皆ボクを見て、色んなリアクションがあった。
『かわいい』
『何でこんなとこに犬いるの?』
それに…『猫か』という人もいた……
今思えば…ボクを猫と間違えたのは…どうやら、ねーさんらしい…(--;)
そこは、老人施設だった。
ボクは、とりあえず事務所に置いてもらえるらしくて、二つある入り口に柵がたて掛けられた。
ボクが逃げないように…だろう。
それに、ボクは『パピ』と呼ばれる事になった。
パピヨンだから、パピ…だそうだ。
事務所では、意外な来犬?に困り、すぐに緊急会議となり、警察に届けられ、迷い犬として地域の新聞にのせられた。
ボクも、早急に対応してもらってすぐに家に帰れると思って安心した…が、夕方まで待っても迎えが来ない。
ボクはこれからどうしたらいいんだ…(--;)
飼い主が現れるまで、ボクを預かってくれる人がいないか、また会議が始まった。
会議をしているそばを、『お先に失礼します』と言いながら、ボクと目が合った人がいた。
『誰もいないなら、あたしが見てもいいですよ』と言ってくれた人がいた。
『最近、一軒家買って、一人暮らしで怖いから、ちょうど、番犬が欲しいと思ってたので。帰りにホームセンターで犬小屋買わないと駄目ですね』と、ききづてならない言葉が……。
もしかして、番犬って…
外につながれる……??
ボクは一応、パピヨンで…
家の中でしか暮らしたことがないんだけども…
ボクがどんな犬か、この人は知らないんだ…。
…誰かが、『もしかして、外に置く気? 中で飼うわんちゃんなんだよ〜〜!』って、助けの神が言ってくれた!

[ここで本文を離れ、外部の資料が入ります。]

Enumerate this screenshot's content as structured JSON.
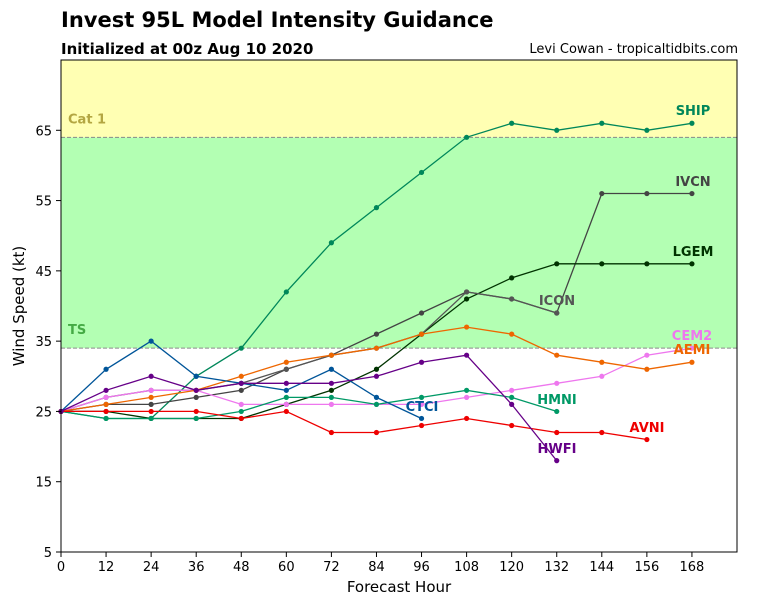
{
  "header": {
    "title": "Invest 95L Model Intensity Guidance",
    "subtitle": "Initialized at 00z Aug 10 2020",
    "credit": "Levi Cowan - tropicaltidbits.com"
  },
  "chart_data": {
    "type": "line",
    "xlabel": "Forecast Hour",
    "ylabel": "Wind Speed (kt)",
    "xlim": [
      0,
      180
    ],
    "ylim": [
      5,
      75
    ],
    "xticks": [
      0,
      12,
      24,
      36,
      48,
      60,
      72,
      84,
      96,
      108,
      120,
      132,
      144,
      156,
      168
    ],
    "yticks": [
      5,
      15,
      25,
      35,
      45,
      55,
      65
    ],
    "bands": [
      {
        "label": "TS",
        "from": 34,
        "to": 64,
        "color": "#b3ffb3",
        "label_color": "#44aa44"
      },
      {
        "label": "Cat 1",
        "from": 64,
        "to": 75,
        "color": "#ffffb3",
        "label_color": "#b3a642"
      }
    ],
    "series": [
      {
        "name": "SHIP",
        "color": "#00875a",
        "x": [
          0,
          12,
          24,
          36,
          48,
          60,
          72,
          84,
          96,
          108,
          120,
          132,
          144,
          156,
          168
        ],
        "y": [
          25,
          24,
          24,
          30,
          34,
          42,
          49,
          54,
          59,
          64,
          66,
          65,
          66,
          65,
          66
        ]
      },
      {
        "name": "IVCN",
        "color": "#444444",
        "x": [
          0,
          12,
          24,
          36,
          48,
          60,
          72,
          84,
          96,
          108,
          120,
          132,
          144,
          156,
          168
        ],
        "y": [
          25,
          26,
          26,
          27,
          28,
          31,
          33,
          36,
          39,
          42,
          41,
          39,
          56,
          56,
          56
        ]
      },
      {
        "name": "LGEM",
        "color": "#003300",
        "x": [
          0,
          12,
          24,
          36,
          48,
          60,
          72,
          84,
          96,
          108,
          120,
          132,
          144,
          156,
          168
        ],
        "y": [
          25,
          25,
          24,
          24,
          24,
          26,
          28,
          31,
          36,
          41,
          44,
          46,
          46,
          46,
          46
        ]
      },
      {
        "name": "ICON",
        "color": "#555555",
        "x": [
          0,
          12,
          24,
          36,
          48,
          60,
          72,
          84,
          96,
          108,
          120,
          132
        ],
        "y": [
          25,
          27,
          28,
          28,
          29,
          31,
          33,
          34,
          36,
          42,
          41,
          39
        ]
      },
      {
        "name": "CEM2",
        "color": "#ee77ee",
        "x": [
          0,
          12,
          24,
          36,
          48,
          60,
          72,
          84,
          96,
          108,
          120,
          132,
          144,
          156,
          168
        ],
        "y": [
          25,
          27,
          28,
          28,
          26,
          26,
          26,
          26,
          26,
          27,
          28,
          29,
          30,
          33,
          34
        ]
      },
      {
        "name": "AEMI",
        "color": "#ee6600",
        "x": [
          0,
          12,
          24,
          36,
          48,
          60,
          72,
          84,
          96,
          108,
          120,
          132,
          144,
          156,
          168
        ],
        "y": [
          25,
          26,
          27,
          28,
          30,
          32,
          33,
          34,
          36,
          37,
          36,
          33,
          32,
          31,
          32
        ]
      },
      {
        "name": "HMNI",
        "color": "#009966",
        "x": [
          0,
          12,
          24,
          36,
          48,
          60,
          72,
          84,
          96,
          108,
          120,
          132
        ],
        "y": [
          25,
          24,
          24,
          24,
          25,
          27,
          27,
          26,
          27,
          28,
          27,
          25
        ]
      },
      {
        "name": "CTCI",
        "color": "#005599",
        "x": [
          0,
          12,
          24,
          36,
          48,
          60,
          72,
          84,
          96
        ],
        "y": [
          25,
          31,
          35,
          30,
          29,
          28,
          31,
          27,
          24
        ]
      },
      {
        "name": "AVNI",
        "color": "#ee0000",
        "x": [
          0,
          12,
          24,
          36,
          48,
          60,
          72,
          84,
          96,
          108,
          120,
          132,
          144,
          156
        ],
        "y": [
          25,
          25,
          25,
          25,
          24,
          25,
          22,
          22,
          23,
          24,
          23,
          22,
          22,
          21
        ]
      },
      {
        "name": "HWFI",
        "color": "#660088",
        "x": [
          0,
          12,
          24,
          36,
          48,
          60,
          72,
          84,
          96,
          108,
          120,
          132
        ],
        "y": [
          25,
          28,
          30,
          28,
          29,
          29,
          29,
          30,
          32,
          33,
          26,
          18
        ]
      }
    ]
  }
}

なにを隠そう……ボクを外で番犬にしようとしていたのは……
ねーさんでした┐('〜`;)┌
ねーさんは、家の中でわんちゃんを飼うのは初めてらしい。
まずは、実家に連れていかれた。
実家には、すでに3匹の番犬がおり、ボクは一斉に怖い声で吠えられた。
怖くて『はじめまして』の挨拶も出来なかった。
初めて会ったジジとババは、まともにボクを見ずに、
『また、かわいそうだと思って拾ってきたなぁ……。これで何匹目よ…』
……と、いいながらボクを見ると、
『あららら〜〜〜なーんとちっちゃいわんちゃんだこと〜!』と、
驚いて代わる代わるボクをダッコしてくれた。
半年間、いつ迎えが来るのかと、待っていたが、迎えは来なかった。
ねーさんは、去年、中古の一軒家を手放し、アパート暮らし。
ボクはねーさんの実家で暮らす事になった。
…今日みたいな、みぞれの寒い日は、ふと…
4年前のあの日を思い出すボクでした。